Deliberation — Goal-directed reasoning using learning, reasoning, and memory. Example: planning a lane change by assessing positions of surrounding cars and choosing left vs. right.
Metacognition — Reasoning about one’s own reasoning. Example: after a poorly executed lane change (cars honked because insufficient space was left), reflecting on the deliberation that produced the suboptimal plan and adjusting future behavior.
Intelligence is about mapping percepts to actions — selecting the right action given a particular world state. The three layers represent increasingly sophisticated ways to achieve this mapping.
Course Topics¶
The course is organized into eight major units:
Fundamentals — Knowledge representations (Semantic Networks, Production Systems) and reasoning strategies (Generate & Test, Means-End Analysis, Problem Reduction)
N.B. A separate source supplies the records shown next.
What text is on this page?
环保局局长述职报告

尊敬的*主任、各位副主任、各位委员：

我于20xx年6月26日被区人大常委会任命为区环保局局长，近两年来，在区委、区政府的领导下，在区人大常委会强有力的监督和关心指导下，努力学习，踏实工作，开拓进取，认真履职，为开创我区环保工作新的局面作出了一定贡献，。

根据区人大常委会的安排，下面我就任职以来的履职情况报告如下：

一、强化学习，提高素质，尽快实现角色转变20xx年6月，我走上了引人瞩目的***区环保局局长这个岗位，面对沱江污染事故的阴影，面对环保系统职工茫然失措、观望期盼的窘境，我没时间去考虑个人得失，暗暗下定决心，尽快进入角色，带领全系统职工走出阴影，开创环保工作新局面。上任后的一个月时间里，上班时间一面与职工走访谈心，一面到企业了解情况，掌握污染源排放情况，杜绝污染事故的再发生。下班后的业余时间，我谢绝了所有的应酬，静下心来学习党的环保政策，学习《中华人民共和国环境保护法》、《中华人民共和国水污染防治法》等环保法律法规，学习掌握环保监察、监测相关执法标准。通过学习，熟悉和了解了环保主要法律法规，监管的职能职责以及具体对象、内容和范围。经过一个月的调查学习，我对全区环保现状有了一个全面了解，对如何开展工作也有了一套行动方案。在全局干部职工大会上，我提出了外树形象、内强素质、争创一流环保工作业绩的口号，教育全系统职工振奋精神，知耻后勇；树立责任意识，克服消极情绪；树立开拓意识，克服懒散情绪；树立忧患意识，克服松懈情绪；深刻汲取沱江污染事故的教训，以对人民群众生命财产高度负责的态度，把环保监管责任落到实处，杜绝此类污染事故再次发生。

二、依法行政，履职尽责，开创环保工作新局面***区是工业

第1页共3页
Planning — Logic as a knowledge representation, then systematic planning for achieving goals
Common Sense Reasoning — Reasoning about everyday situations (e.g., inferring who has the book after “John gave the book to Mary”); uses frames as a knowledge representation
Learning — A recurring theme throughout the course, with a dedicated unit covering multiple learning methods
Analogical Reasoning — Reasoning about novel problems by analogy to familiar ones; includes learning by recording cases and explanation-based learning
Visuospatial Reasoning — Reasoning with visual knowledge (e.g., diagram-based reasoning); uses constraint propagation
Design & Creativity — Building AI that handles novel situations with creative solutions
Metacognition — Thinking about thinking; course concludes with Ethics in AI
Topics are interleaved across units rather than covered sequentially.
The Cognitive Connection¶
KBAI is richly connected to cognitive science. Many course topics relate to human reasoning, learning, and memory. A key course goal is learning to use AI agent design to reflect on human cognition.